Is my data safe when using this tool?

Yes. All image processing happens client-side in your browser using the Canvas API. Your images are never uploaded to any server. No data leaves your device, making it safe for confidential or proprietary images.

What color extraction algorithm does this tool use?

The tool uses a median cut quantization algorithm. It samples the image pixels, groups similar colors into buckets, and splits the largest color ranges until the desired palette size is reached. This produces a representative set of dominant colors weighted by their frequency in the image.

What image formats are supported?

The tool supports all common web image formats including PNG, JPEG, GIF, WebP, and SVG. Any image that can be rendered in an HTML canvas element will work.

How is the color distribution percentage calculated?

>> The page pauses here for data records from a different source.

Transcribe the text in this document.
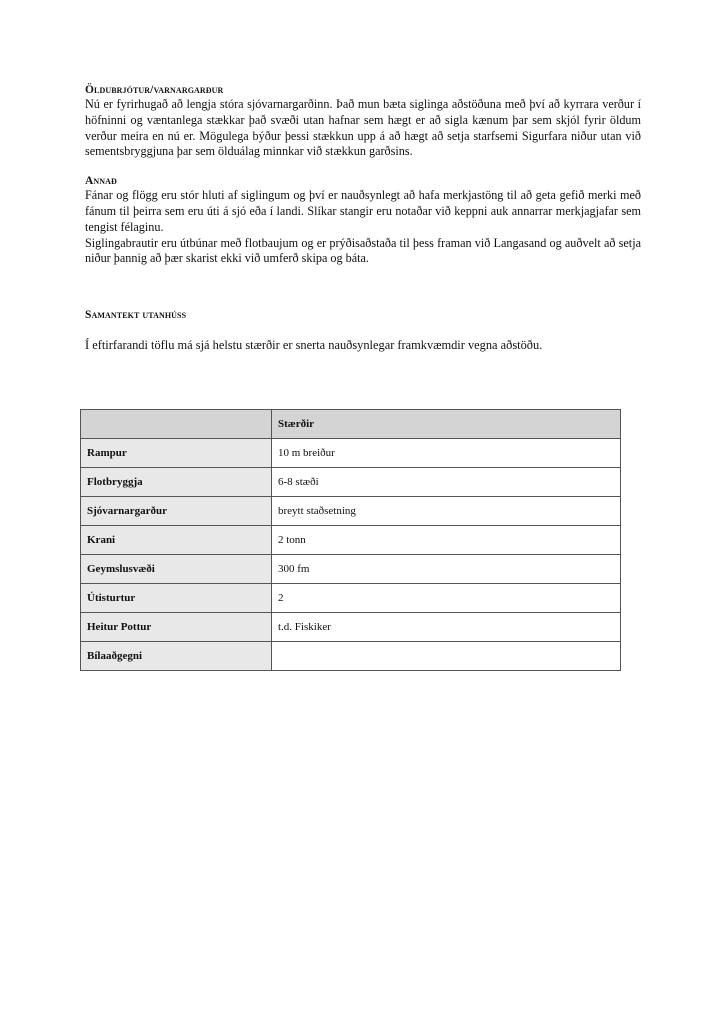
Öldubrjótur/varnargarður

Nú er fyrirhugað að lengja stóra sjóvarnargarðinn. Það mun bæta siglinga aðstöðuna með því að kyrrara verður í höfninni og væntanlega stækkar það svæði utan hafnar sem hægt er að sigla kænum þar sem skjól fyrir öldum verður meira en nú er. Mögulega býður þessi stækkun upp á að hægt að setja starfsemi Sigurfara niður utan við sementsbryggjuna þar sem ölduálag minnkar við stækkun garðsins.

Annað

Fánar og flögg eru stór hluti af siglingum og því er nauðsynlegt að hafa merkjastöng til að geta gefið merki með fánum til þeirra sem eru úti á sjó eða í landi. Slíkar stangir eru notaðar við keppni auk annarrar merkjagjafar sem tengist félaginu.

Siglingabrautir eru útbúnar með flotbaujum og er prýðisaðstaða til þess framan við Langasand og auðvelt að setja niður þannig að þær skarist ekki við umferð skipa og báta.

Samantekt utanhúss

Í eftirfarandi töflu má sjá helstu stærðir er snerta nauðsynlegar framkvæmdir vegna aðstöðu.

	Stærðir
Rampur	10 m breiður
Flotbryggja	6-8 stæði
Sjóvarnargarður	breytt staðsetning
Krani	2 tonn
Geymslusvæði	300 fm
Útisturtur	2
Heitur Pottur	t.d. Fiskiker
Bílaaðgegni	
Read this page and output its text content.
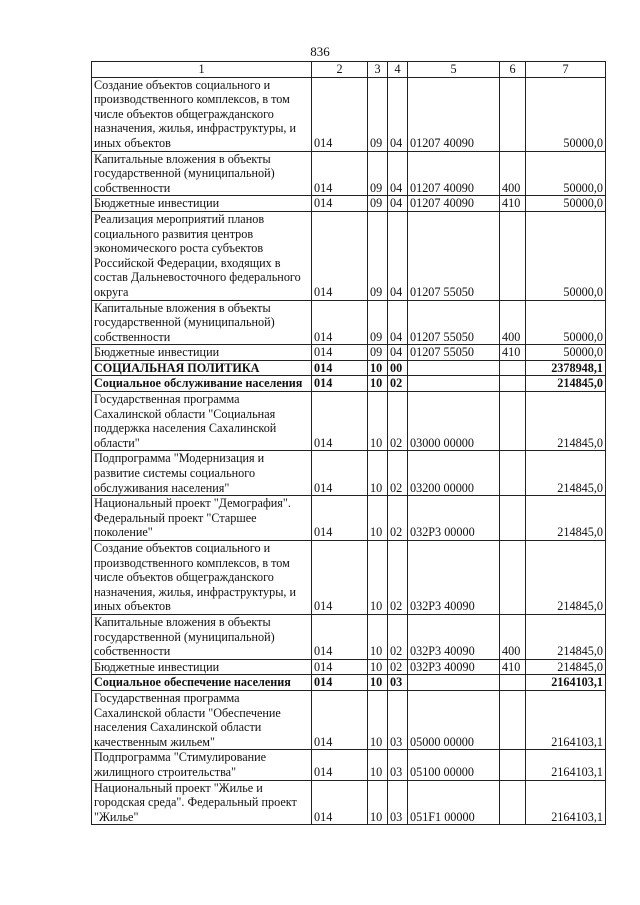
836
1	2	3	4	5	6	7
Создание объектов социального и производственного комплексов, в том числе объектов общегражданского назначения, жилья, инфраструктуры, и иных объектов	014	09	04	01207 40090		50000,0
Капитальные вложения в объекты государственной (муниципальной) собственности	014	09	04	01207 40090	400	50000,0
Бюджетные инвестиции	014	09	04	01207 40090	410	50000,0
Реализация мероприятий планов социального развития центров экономического роста субъектов Российской Федерации, входящих в состав Дальневосточного федерального округа	014	09	04	01207 55050		50000,0
Капитальные вложения в объекты государственной (муниципальной) собственности	014	09	04	01207 55050	400	50000,0
Бюджетные инвестиции	014	09	04	01207 55050	410	50000,0
СОЦИАЛЬНАЯ ПОЛИТИКА	014	10	00			2378948,1
Социальное обслуживание населения	014	10	02			214845,0
Государственная программа Сахалинской области "Социальная поддержка населения Сахалинской области"	014	10	02	03000 00000		214845,0
Подпрограмма "Модернизация и развитие системы социального обслуживания населения"	014	10	02	03200 00000		214845,0
Национальный проект "Демография". Федеральный проект "Старшее поколение"	014	10	02	032P3 00000		214845,0
Создание объектов социального и производственного комплексов, в том числе объектов общегражданского назначения, жилья, инфраструктуры, и иных объектов	014	10	02	032P3 40090		214845,0
Капитальные вложения в объекты государственной (муниципальной) собственности	014	10	02	032P3 40090	400	214845,0
Бюджетные инвестиции	014	10	02	032P3 40090	410	214845,0
Социальное обеспечение населения	014	10	03			2164103,1
Государственная программа Сахалинской области "Обеспечение населения Сахалинской области качественным жильем"	014	10	03	05000 00000		2164103,1
Подпрограмма "Стимулирование жилищного строительства"	014	10	03	05100 00000		2164103,1
Национальный проект "Жилье и городская среда". Федеральный проект "Жилье"	014	10	03	051F1 00000		2164103,1
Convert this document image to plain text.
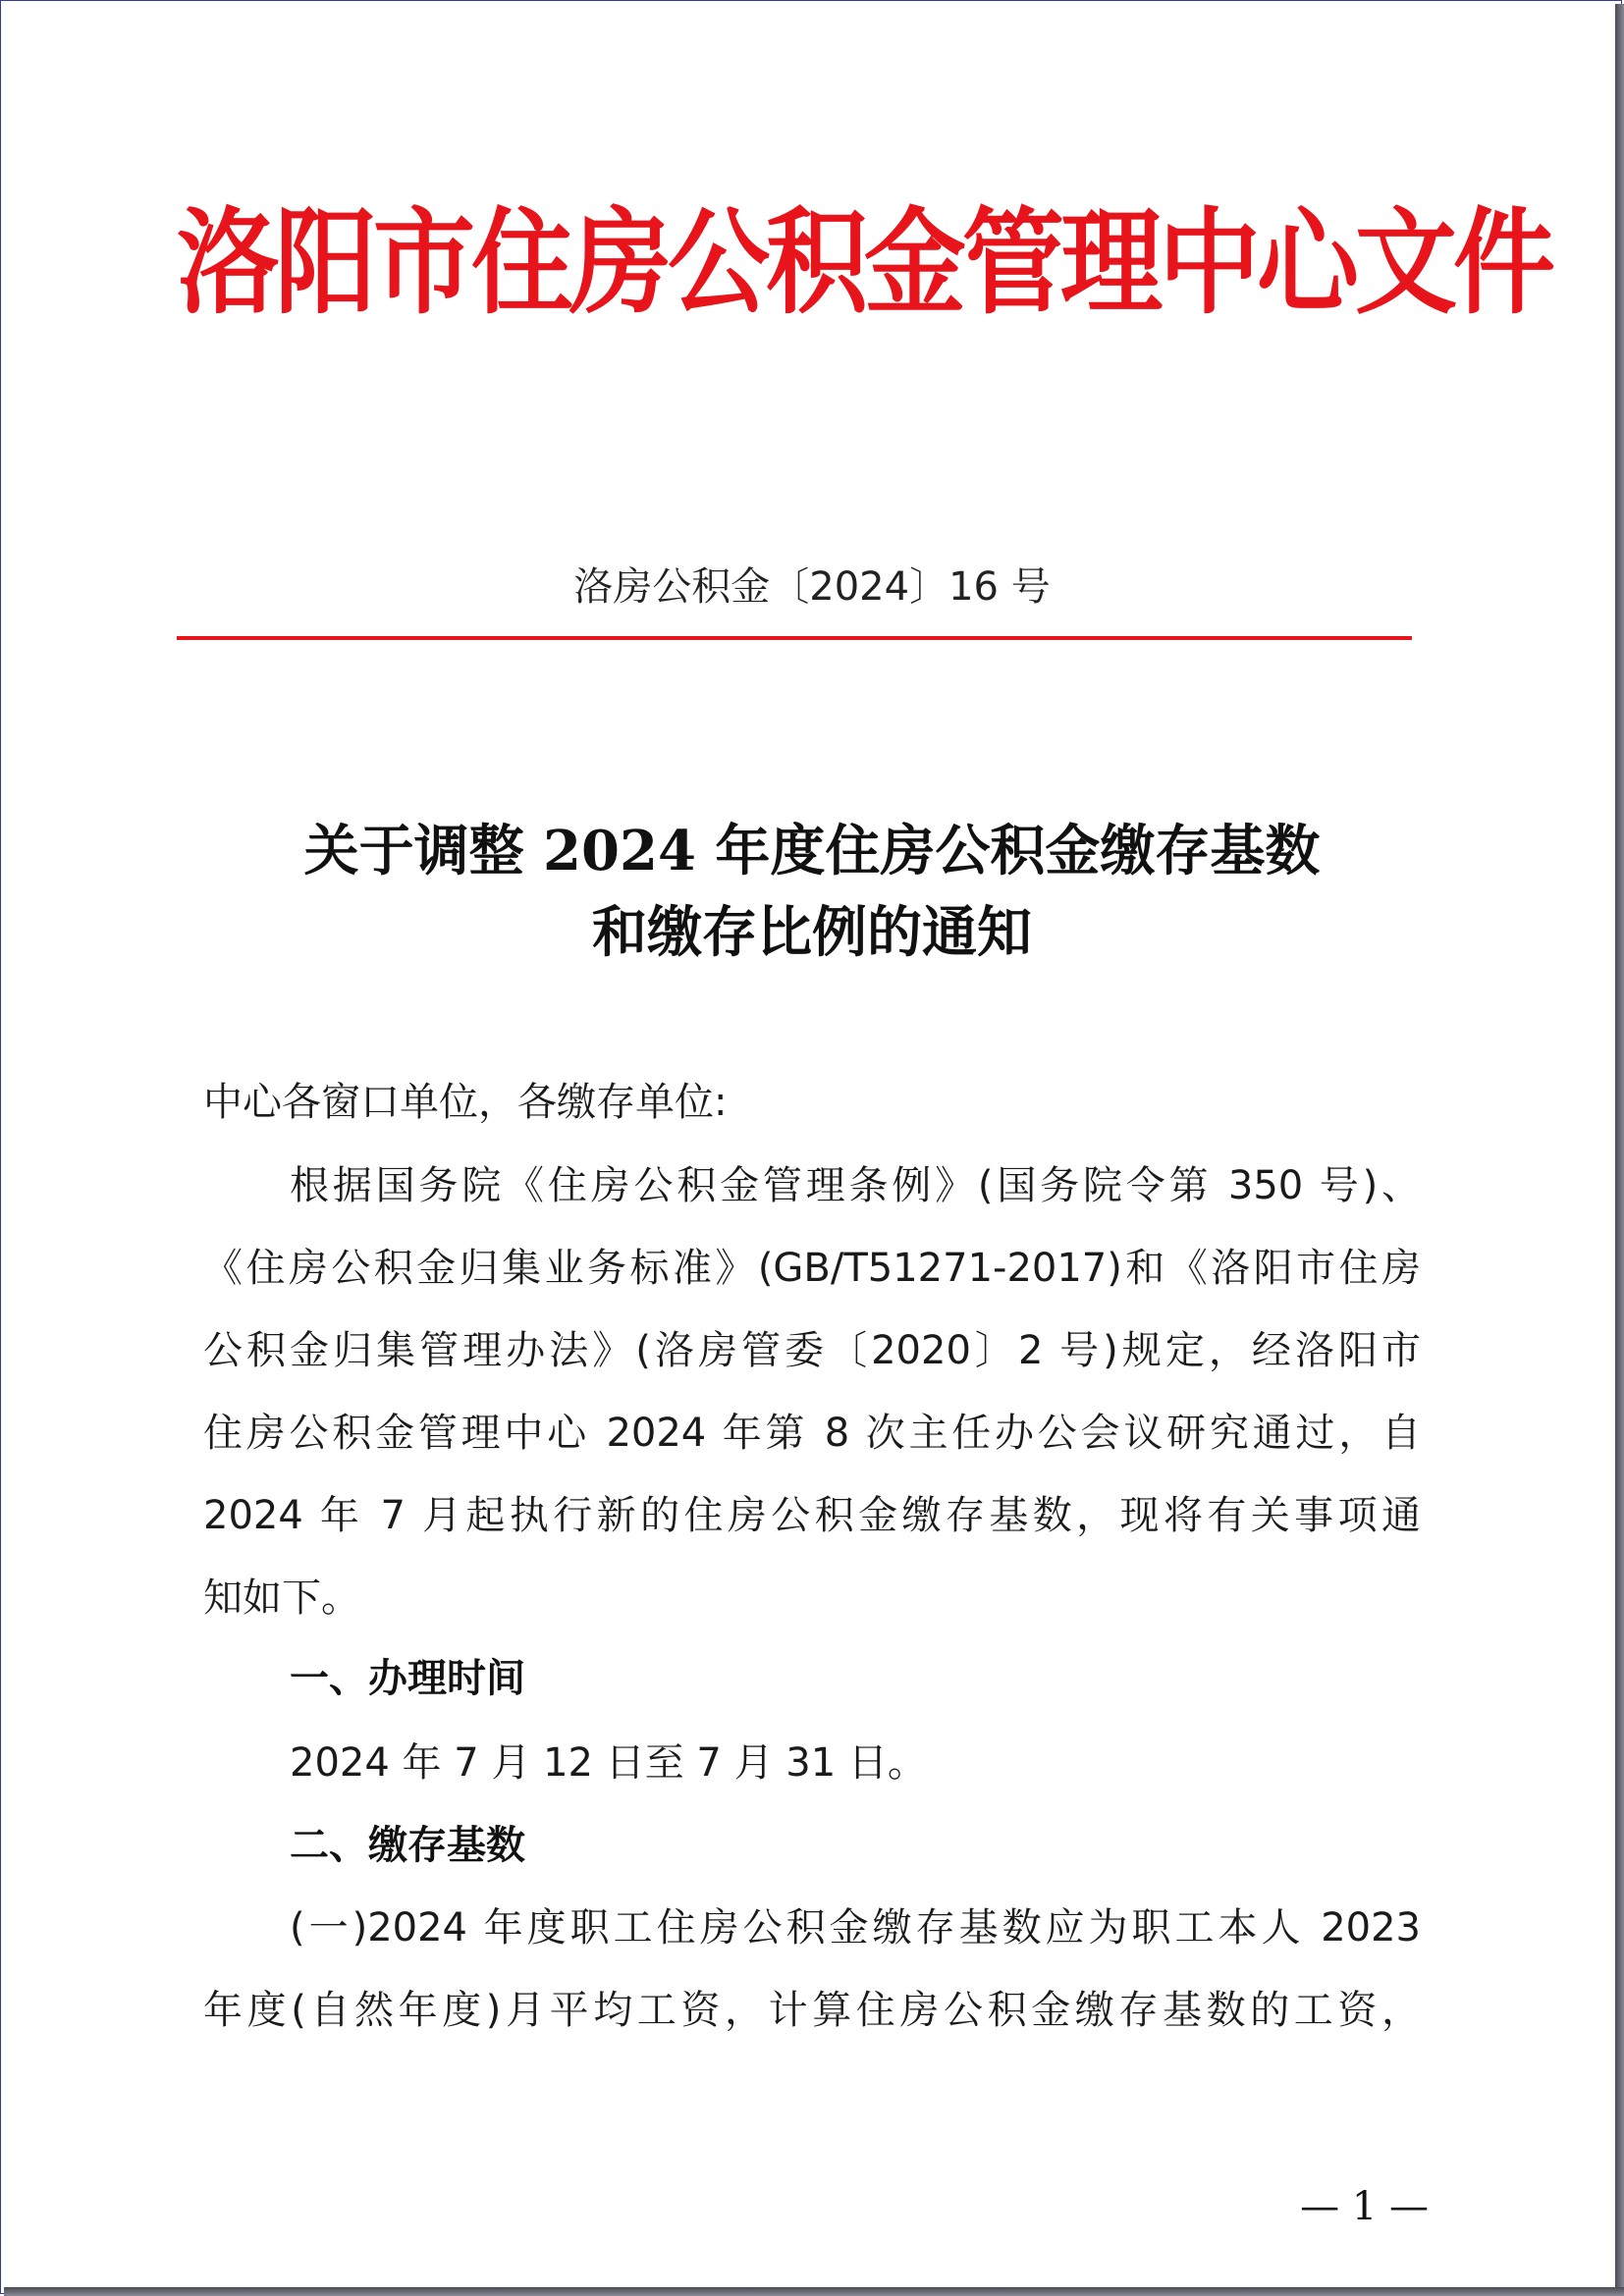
洛阳市住房公积金管理中心文件
洛房公积金〔2024〕16 号
关于调整 2024 年度住房公积金缴存基数
和缴存比例的通知
中心各窗口单位，各缴存单位:
根据国务院《住房公积金管理条例》(国务院令第 350 号)、
《住房公积金归集业务标准》(GB/T51271-2017)和《洛阳市住房
公积金归集管理办法》(洛房管委〔2020〕2 号)规定，经洛阳市
住房公积金管理中心 2024 年第 8 次主任办公会议研究通过，自
2024 年 7 月起执行新的住房公积金缴存基数，现将有关事项通
知如下。
一、办理时间
2024 年 7 月 12 日至 7 月 31 日。
二、缴存基数
(一)2024 年度职工住房公积金缴存基数应为职工本人 2023
年度(自然年度)月平均工资，计算住房公积金缴存基数的工资，
— 1 —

The percentage represents how many sampled pixels fall into each color bucket relative to the total number of sampled pixels. Colors with higher percentages dominate larger areas of the image.

Can I export the palette for use in my CSS or Tailwind project?

Yes. The tool generates CSS custom properties (variables) in a :root block, Tailwind CSS theme configuration as a JSON object, raw JSON with all color values, and SVG swatches. Click the format tabs and copy the output directly into your project.

What does the contrast check feature do?

The contrast check compares two extracted colors and calculates their WCAG 2.1 contrast ratio. It tells you whether the pair passes AA (4.5:1 for normal text), AAA (7:1), or AA Large (3:1 for large text) compliance levels. This helps ensure accessibility when using extracted colors for text and backgrounds.

Why do some colors look slightly different from the original image?

The quantization algorithm groups similar colors into averaged buckets. Minor rounding occurs to reduce noise and produce clean, usable color values. For pixel-perfect color picking, use the Image Color Picker tool instead.